La reconnaissance mutuelle des droits de propriété intellectuelle pourrait constituer une avancée significative. Bien que le Trade and Cooperation Agreement (TCA) signé entre l’UE et le Royaume-Uni en décembre 2020 établisse des principes généraux de protection de la propriété intellectuelle, il ne prévoit pas de mécanisme spécifique de reconnaissance mutuelle des marques. Des négociations sectorielles pourraient toutefois émerger pour faciliter la protection transfrontalière des droits, particulièrement dans des domaines innovants comme celui des produits CBD.

Le développement de jurisprudences parallèles concernant la validité des marques liées au CBD mérite une attention particulière. Les tribunaux britanniques, désormais libérés de l’obligation de suivre la jurisprudence de la Cour de Justice de l’Union européenne, pourraient développer une approche distincte. L’affaire Sky v SkyKick, l’une des premières grandes décisions post-Brexit en matière de marques, illustre déjà cette divergence potentielle, avec la Cour suprême britannique adoptant une interprétation différente de celle de la CJUE sur certains aspects du droit des marques.

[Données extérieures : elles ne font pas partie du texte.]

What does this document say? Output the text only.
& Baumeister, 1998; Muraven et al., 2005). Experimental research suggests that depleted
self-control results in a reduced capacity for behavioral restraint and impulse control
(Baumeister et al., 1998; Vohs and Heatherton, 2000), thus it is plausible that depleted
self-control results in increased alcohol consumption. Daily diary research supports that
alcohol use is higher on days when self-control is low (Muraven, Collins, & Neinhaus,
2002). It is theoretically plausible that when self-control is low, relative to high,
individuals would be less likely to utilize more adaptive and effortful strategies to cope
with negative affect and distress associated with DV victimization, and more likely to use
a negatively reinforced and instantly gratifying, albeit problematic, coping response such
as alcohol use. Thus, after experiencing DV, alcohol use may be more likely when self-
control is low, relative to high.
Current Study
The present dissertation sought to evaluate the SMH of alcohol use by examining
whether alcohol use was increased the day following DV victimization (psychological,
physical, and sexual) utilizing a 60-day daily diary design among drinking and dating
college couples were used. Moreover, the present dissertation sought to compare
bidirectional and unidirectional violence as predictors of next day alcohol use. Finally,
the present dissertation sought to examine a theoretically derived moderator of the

Dans le domaine spécifique du CBD, les approches réglementaires pourraient connaître une convergence pragmatique. Les deux juridictions font face à des défis similaires concernant l’évaluation scientifique de la sécurité du CBD et la définition d’un cadre réglementaire équilibré. Cette convergence factuelle pourrait faciliter l’harmonisation des pratiques en matière d’enregistrement de marques, malgré l’absence de cadre juridique commun.

Évolution technologique et nouveaux défis

L’émergence de marketplaces numériques transfrontalières pose des défis inédits pour l’application des droits de marque dans un contexte post-Brexit. Les plateformes de commerce électronique doivent désormais naviguer entre deux régimes juridiques distincts, compliquant la mise en œuvre des procédures de notification et retrait (« notice and takedown ») pour les produits contrefaisants.

Pour les fabricants de cookies CBD, cette complexité accrue impose le développement de stratégies d’application des droits spécifiques à chaque territoire. Les programmes de protection des marques proposés par les grandes plateformes comme Amazon ou eBay doivent être activés séparément pour les versions britanniques et européennes des sites.

La blockchain et les technologies de traçabilité émergent comme des solutions potentielles pour garantir l’authenticité des produits CBD et renforcer la protection des marques associées. Ces technologies permettent de suivre l’origine des ingrédients, la conformité réglementaire et l’authenticité des produits à travers les frontières, créant une couche de protection supplémentaire au-delà des droits de propriété intellectuelle traditionnels.

Adaptation stratégique des entreprises

Face à cette complexité juridique croissante, les entreprises du secteur adoptent différentes approches stratégiques :

  • La différenciation des gammes selon les marchés, avec des produits spécifiquement formulés pour répondre aux exigences réglementaires de chaque juridiction
  • Le développement de marques territoriales distinctes, permettant une adaptation fine aux particularités de chaque marché
  • L’investissement dans des programmes de conformité robustes, garantissant l’adaptation continue aux évolutions réglementaires

Les partenariats stratégiques entre entreprises britanniques et européennes émergent comme une solution pragmatique pour naviguer dans ce paysage juridique fragmenté. Ces alliances permettent de mutualiser les ressources, de partager l’expertise réglementaire et de maintenir une présence commerciale forte sur les deux marchés malgré les barrières juridiques croissantes.

L’adaptation aux réalités post-Brexit dans le secteur des cookies CBD illustre la résilience et la capacité d’innovation des entreprises face aux défis réglementaires. Loin de constituer uniquement un obstacle, cette nouvelle configuration juridique peut représenter une opportunité de différenciation et d’innovation pour les acteurs les plus agiles.

À terme, l’évolution parallèle des cadres réglementaires britannique et européen concernant le CBD pourrait conduire à l’émergence de normes industrielles transversales, facilitant la protection et la valorisation des marques dans ce secteur en pleine expansion, malgré la fragmentation juridique engendrée par le Brexit.